邦雄さんはプロだから、魚の鮮度と品質にあわせて送ってくる。こちらの都合なんか聞かない。今回も危なかった、今日はいたからいいものの、明日からだったら居なくて受け取れなかった。初さんまだ、大きい。ご近所と息子夫婦におすそ分けする。
女川では市場から遠く離れて少し奥まったところにあって、普段は一番不利な邦雄さんの工場だけがあの巨大津波から助かった。だから、これから女川の町に水揚げされるさんまはすべて邦雄さんの工場で仕立てて、各々の仲買仲間の名前でそれぞれのお客さんに出荷する。いわば分かち合いだ。そういうことがこの前のNHKの朝のニュース(8月26日)で紹介されていた。たまたまそれをみていたら、邦雄さんもテレビに映っていた。「見たよ、感心ですね」という趣旨の電話をその日にいれたら、そうしなければ生きていけないからと照れていた。
蚊取り線香を炊いて、朝早くから床の拭き掃除。ズボンまで汗ぐっしょりになった。ソータローのご出勤に間に合う。今日は心おきなくハイハイさせられた。生ごみバケツとビン缶のごみを出す。午前中20数年ぶりに赤ちゃんをお風呂に入れる。4人も入れていたのに忘れるもんだ。私とつながっている小さな命を抱きしめる。
リフォーム屋さんに来てもらい、トイレをシャワートイレにして内装も一新することにした。お金が消えていくが、至福の空間をつくるつもりだ。

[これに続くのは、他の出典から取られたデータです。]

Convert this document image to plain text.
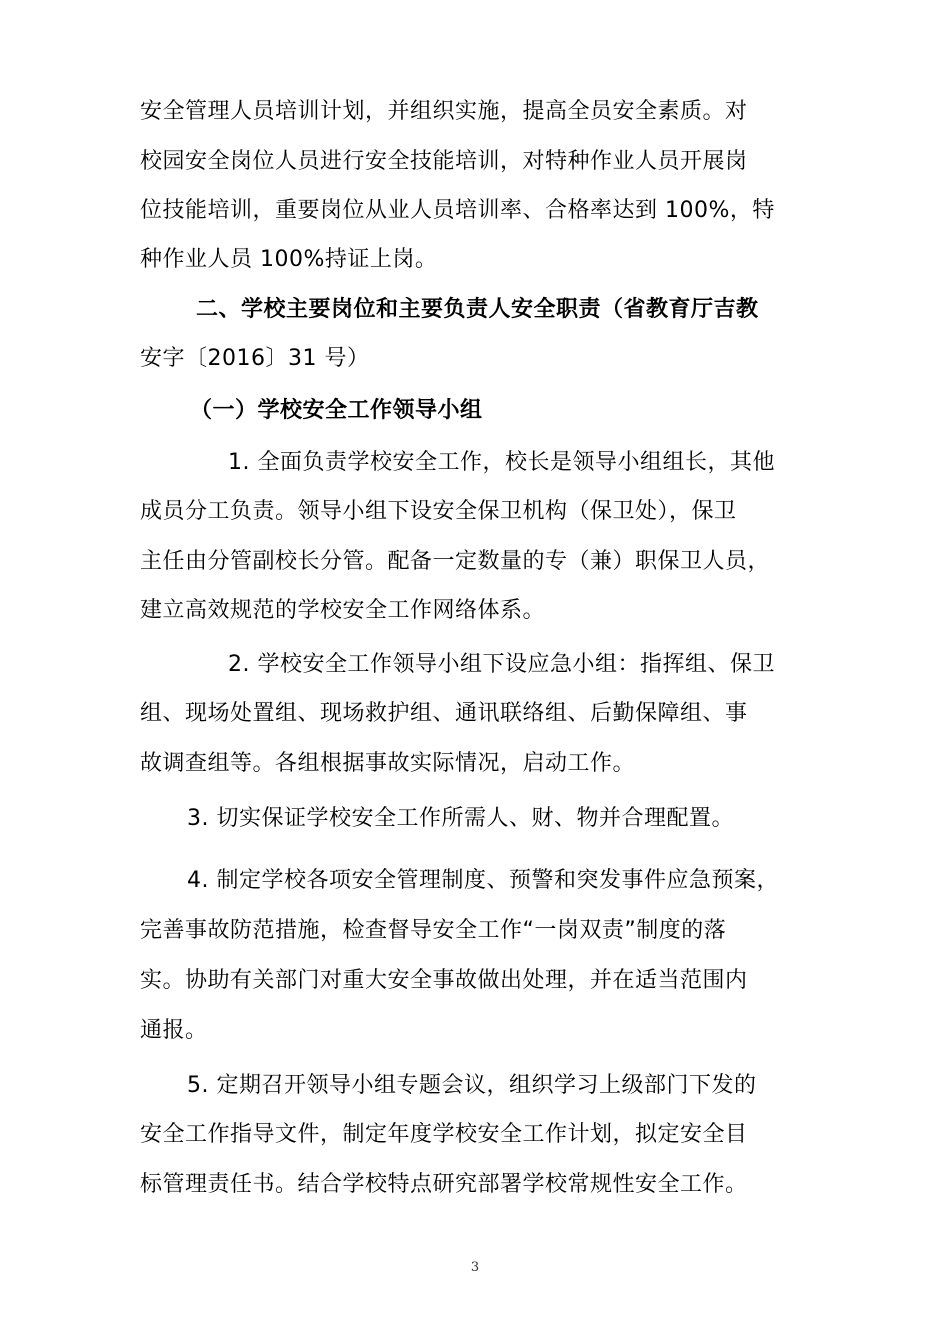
安全管理人员培训计划，并组织实施，提高全员安全素质。对
校园安全岗位人员进行安全技能培训，对特种作业人员开展岗
位技能培训，重要岗位从业人员培训率、合格率达到 100%，特
种作业人员 100%持证上岗。
二、学校主要岗位和主要负责人安全职责（省教育厅吉教
安字〔2016〕31 号）
（一）学校安全工作领导小组
1. 全面负责学校安全工作，校长是领导小组组长，其他
成员分工负责。领导小组下设安全保卫机构（保卫处），保卫
主任由分管副校长分管。配备一定数量的专（兼）职保卫人员，
建立高效规范的学校安全工作网络体系。
2. 学校安全工作领导小组下设应急小组：指挥组、保卫
组、现场处置组、现场救护组、通讯联络组、后勤保障组、事
故调查组等。各组根据事故实际情况，启动工作。
3. 切实保证学校安全工作所需人、财、物并合理配置。
4. 制定学校各项安全管理制度、预警和突发事件应急预案，
完善事故防范措施，检查督导安全工作“一岗双责”制度的落
实。协助有关部门对重大安全事故做出处理，并在适当范围内
通报。
5. 定期召开领导小组专题会议，组织学习上级部门下发的
安全工作指导文件，制定年度学校安全工作计划，拟定安全目
标管理责任书。结合学校特点研究部署学校常规性安全工作。
3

あれから1週間が過ぎた、もうずっと昔のことのような錯覚。
さて、あすから岩手・秋田。
みんなにあってまたおバカさん言って、大酒飲もうかな。温泉入って肩直そう。
今日の食卓は初さんま。刺身と塩焼き。大きくて脂がのっている。瓶ビールと器は冷やしてある。台風もきて断続的な雨と風。虫の音が響きわたる。秋を楽しむこころができている。
なにが幸せって、こういうことなんだろうなぁ。